Effective Segmentation Can Maximize Catalog Results

Direct mail expenses keep increasing each year. It’s crucial that your catalogs reach the right audience and generate profitable revenue. One of the most effective ways to do this is through strategic segmentation.

Catalog segmentation involves grouping your customer database into distinct segments based on relevant variables. By dividing your file into these distinct groups, you can tailor your direct mail campaigns to meet specific needs. Using this strategic approach often means you can mail fewer catalogs, yet reach a more engaged customer and generate higher response rates and profits.

Effective segmentation strategies target customers with direct mail pieces that align closely with their demographics, purchase history, or browse behavior. There may be situations where RFM (recency, frequency, monetary) is no longer enough to optimize response. Brands with large databases, brands that sell in multiple channels, and new spinoff titles are a few examples.

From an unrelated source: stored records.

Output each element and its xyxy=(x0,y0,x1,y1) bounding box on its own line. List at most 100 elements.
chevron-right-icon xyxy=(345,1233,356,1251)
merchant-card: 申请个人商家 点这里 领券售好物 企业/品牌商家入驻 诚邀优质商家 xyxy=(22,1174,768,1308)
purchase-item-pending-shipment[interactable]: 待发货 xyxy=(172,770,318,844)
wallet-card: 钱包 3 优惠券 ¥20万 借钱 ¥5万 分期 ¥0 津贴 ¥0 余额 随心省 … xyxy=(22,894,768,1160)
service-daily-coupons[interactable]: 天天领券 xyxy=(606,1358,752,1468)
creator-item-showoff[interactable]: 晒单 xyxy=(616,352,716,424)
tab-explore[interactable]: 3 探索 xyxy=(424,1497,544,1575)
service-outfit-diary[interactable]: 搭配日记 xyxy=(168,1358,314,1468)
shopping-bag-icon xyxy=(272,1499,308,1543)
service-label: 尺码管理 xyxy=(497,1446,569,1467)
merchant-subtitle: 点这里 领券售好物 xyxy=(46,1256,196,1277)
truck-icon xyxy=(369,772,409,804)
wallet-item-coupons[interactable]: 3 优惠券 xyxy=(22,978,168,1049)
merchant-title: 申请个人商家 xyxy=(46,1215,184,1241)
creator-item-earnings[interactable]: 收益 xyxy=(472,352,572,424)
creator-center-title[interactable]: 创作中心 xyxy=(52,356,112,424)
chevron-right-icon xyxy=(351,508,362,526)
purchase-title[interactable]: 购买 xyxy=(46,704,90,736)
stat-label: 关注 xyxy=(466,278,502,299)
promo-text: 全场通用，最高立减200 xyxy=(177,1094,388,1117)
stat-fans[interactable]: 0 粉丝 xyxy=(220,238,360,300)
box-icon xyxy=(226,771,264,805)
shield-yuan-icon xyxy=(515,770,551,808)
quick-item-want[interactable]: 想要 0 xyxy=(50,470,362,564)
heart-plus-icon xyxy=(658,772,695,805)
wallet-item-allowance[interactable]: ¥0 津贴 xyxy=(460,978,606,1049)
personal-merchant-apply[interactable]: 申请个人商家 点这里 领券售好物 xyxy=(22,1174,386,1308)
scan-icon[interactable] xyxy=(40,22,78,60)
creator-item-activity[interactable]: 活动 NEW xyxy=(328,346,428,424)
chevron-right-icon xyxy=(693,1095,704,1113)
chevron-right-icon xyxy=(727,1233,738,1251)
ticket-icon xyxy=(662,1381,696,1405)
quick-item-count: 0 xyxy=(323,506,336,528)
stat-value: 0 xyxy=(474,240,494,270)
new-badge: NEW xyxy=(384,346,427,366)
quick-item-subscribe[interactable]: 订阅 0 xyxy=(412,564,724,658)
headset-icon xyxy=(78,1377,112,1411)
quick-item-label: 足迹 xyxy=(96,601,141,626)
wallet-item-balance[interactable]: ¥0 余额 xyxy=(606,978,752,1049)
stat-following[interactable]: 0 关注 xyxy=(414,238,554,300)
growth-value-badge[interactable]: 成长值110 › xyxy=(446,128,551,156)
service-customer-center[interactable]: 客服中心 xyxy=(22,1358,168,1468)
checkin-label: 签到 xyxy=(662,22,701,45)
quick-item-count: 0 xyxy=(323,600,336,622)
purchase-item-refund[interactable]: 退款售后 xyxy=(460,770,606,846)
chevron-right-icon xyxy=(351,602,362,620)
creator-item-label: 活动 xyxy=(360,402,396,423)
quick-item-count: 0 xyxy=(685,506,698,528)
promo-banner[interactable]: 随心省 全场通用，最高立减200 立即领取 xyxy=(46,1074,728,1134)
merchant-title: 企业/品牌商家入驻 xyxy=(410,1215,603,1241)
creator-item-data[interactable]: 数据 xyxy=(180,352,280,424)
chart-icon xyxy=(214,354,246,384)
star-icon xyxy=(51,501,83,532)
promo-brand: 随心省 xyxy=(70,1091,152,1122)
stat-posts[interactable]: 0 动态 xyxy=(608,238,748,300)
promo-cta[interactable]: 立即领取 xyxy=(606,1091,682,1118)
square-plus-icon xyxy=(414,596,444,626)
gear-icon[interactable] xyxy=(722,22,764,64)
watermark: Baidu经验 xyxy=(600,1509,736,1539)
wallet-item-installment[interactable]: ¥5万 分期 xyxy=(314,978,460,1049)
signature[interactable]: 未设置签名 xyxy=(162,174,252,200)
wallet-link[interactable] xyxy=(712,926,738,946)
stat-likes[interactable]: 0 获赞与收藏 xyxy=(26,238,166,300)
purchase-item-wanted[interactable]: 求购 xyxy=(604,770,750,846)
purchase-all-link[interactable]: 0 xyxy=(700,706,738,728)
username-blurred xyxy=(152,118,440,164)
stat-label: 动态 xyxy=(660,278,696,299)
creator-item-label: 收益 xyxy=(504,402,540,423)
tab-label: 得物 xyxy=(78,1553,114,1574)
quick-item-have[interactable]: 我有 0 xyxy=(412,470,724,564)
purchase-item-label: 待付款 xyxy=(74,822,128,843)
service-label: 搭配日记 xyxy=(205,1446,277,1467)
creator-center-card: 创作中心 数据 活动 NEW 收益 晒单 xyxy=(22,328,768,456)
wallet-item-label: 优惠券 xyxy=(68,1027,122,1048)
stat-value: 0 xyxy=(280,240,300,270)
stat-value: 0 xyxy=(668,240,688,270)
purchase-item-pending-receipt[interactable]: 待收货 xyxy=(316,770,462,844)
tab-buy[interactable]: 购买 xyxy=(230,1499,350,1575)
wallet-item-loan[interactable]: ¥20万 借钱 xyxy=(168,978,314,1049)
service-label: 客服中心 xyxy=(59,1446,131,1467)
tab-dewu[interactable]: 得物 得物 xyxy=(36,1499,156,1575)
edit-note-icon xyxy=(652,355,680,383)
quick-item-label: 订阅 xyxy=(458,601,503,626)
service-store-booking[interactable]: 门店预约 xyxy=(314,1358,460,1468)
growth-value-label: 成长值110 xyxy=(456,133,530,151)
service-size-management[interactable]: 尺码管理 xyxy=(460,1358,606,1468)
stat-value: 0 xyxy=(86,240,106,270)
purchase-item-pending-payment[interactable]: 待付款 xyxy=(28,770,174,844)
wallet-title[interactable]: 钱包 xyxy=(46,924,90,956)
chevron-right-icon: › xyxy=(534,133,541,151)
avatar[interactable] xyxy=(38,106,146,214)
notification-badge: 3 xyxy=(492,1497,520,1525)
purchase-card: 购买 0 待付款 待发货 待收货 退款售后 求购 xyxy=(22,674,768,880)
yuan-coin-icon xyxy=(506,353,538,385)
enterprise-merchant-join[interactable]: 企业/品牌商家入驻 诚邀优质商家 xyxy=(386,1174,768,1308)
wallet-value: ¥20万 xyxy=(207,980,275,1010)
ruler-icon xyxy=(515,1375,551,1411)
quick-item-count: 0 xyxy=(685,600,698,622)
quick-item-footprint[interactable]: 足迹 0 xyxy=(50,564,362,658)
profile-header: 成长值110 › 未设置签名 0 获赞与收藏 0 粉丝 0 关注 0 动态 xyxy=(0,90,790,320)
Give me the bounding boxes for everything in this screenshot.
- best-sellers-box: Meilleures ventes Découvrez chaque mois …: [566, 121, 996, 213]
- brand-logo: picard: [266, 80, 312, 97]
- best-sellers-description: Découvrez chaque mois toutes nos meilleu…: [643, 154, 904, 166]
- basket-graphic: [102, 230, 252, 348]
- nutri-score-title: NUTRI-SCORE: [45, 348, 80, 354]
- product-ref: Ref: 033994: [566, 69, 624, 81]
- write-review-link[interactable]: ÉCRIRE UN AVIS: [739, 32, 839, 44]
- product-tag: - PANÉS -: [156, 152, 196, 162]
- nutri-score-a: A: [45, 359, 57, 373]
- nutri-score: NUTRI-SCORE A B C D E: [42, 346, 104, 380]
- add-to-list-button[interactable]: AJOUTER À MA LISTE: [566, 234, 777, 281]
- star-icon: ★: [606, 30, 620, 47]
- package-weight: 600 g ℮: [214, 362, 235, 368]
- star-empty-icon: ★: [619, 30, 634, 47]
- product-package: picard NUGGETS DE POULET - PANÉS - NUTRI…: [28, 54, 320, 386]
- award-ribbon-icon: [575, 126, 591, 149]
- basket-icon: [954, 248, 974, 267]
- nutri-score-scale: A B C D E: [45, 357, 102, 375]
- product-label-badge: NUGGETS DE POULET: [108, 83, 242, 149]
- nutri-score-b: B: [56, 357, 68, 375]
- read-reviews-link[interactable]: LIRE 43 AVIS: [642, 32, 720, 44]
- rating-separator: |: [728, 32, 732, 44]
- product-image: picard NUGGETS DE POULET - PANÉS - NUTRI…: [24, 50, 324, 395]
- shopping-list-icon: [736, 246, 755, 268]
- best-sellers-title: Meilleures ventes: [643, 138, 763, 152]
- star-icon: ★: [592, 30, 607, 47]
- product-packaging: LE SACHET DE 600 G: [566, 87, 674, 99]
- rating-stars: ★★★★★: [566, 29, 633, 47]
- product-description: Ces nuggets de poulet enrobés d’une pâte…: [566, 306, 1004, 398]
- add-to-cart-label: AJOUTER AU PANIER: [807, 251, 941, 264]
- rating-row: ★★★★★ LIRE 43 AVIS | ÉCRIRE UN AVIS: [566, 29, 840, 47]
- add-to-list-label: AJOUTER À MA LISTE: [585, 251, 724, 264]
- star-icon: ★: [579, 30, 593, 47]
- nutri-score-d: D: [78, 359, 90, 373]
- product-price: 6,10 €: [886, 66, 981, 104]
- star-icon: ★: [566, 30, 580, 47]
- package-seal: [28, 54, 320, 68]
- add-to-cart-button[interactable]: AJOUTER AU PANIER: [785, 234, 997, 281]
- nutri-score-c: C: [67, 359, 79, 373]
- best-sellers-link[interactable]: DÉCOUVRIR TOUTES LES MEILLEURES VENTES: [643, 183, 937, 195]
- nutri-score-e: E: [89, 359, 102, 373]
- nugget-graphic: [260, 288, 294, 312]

If a brand launches a new specialty title (such as children’s clothing or women’s large size apparel), use additional variables to narrow the target audience. Including select criteria such as product purchase category, product size, or gender, will increase the likelihood of reaching the right audience. The buyer that purchased infant toys or infant apparel a year ago might be your new target for the logical expansion into toddler apparel.

Similarly, launching a women’s apparel catalog for sizes 14+ will require segmentation that goes beyond traditional RFM. Effective segmentation is more than just applying criteria to select an audience. Sometimes suppressing records can be an effective segmentation strategy too. Consider suppressing buyers who purchased apparel in size 8 and under. Segment and test size 10 and 12 apparel buyers. Buyers with prior purchases of sizes 16 and up would comprise another segment.

Sophisticated brands can also leverage page views to optimize segmentation. Toy buyers with extensive browse behavior (but no purchases) of plus-size apparel would be another distinct group to segment and test.

These days, it’s quite common to test purchase channel in RFM segmentation. Direct mail campaigns often reveal huge differences in both response rate and average order when Amazon, online, and phone/mail channels are coded separately. Testing and confirming your assumptions will enable you to suppress specific channels from future catalog campaigns, while providing clear evidence that your circulation strategy will improve profits and save expenses.

Segmentation helps you allocate your marketing budget more efficiently.

There is often tremendous pressure to manage expenses by decreasing catalog circulation. By identifying high-value segments that have a greater likelihood of responding to your catalogs, you can focus your efforts on these segments, mailing fewer catalogs at a greater profit. Make sure to re-allocate your print savings to an initiative that either delivers a high ROI, or is important for continued business growth. Often this is customer acquisition. Brands with low customer retention rates need to constantly replenish the active buyer file.

Effective segmentation improves current and future results.

How? By helping you track and analyze the performance of your catalog campaigns in a meaningful way. By comparing catalog results across different segments, you can gain valuable insights into customer behavior. Using the plus-size catalog example above, segmenting by apparel size and by online browsing interest will help you refine future targeting strategies, and identify opportunities for expansion.

In today’s cost-conscious environment, successful catalog marketing must deliver relevant direct mail campaigns to customers. By employing effective segmentation strategies, you can achieve precisely that. Enhanced relevance, optimized budget spend, key learnings, and improved campaign performance are just a few of the benefits that segmentation brings to your catalog marketing efforts.

Leverage your database and use segmentation to keep optimizing your catalog results!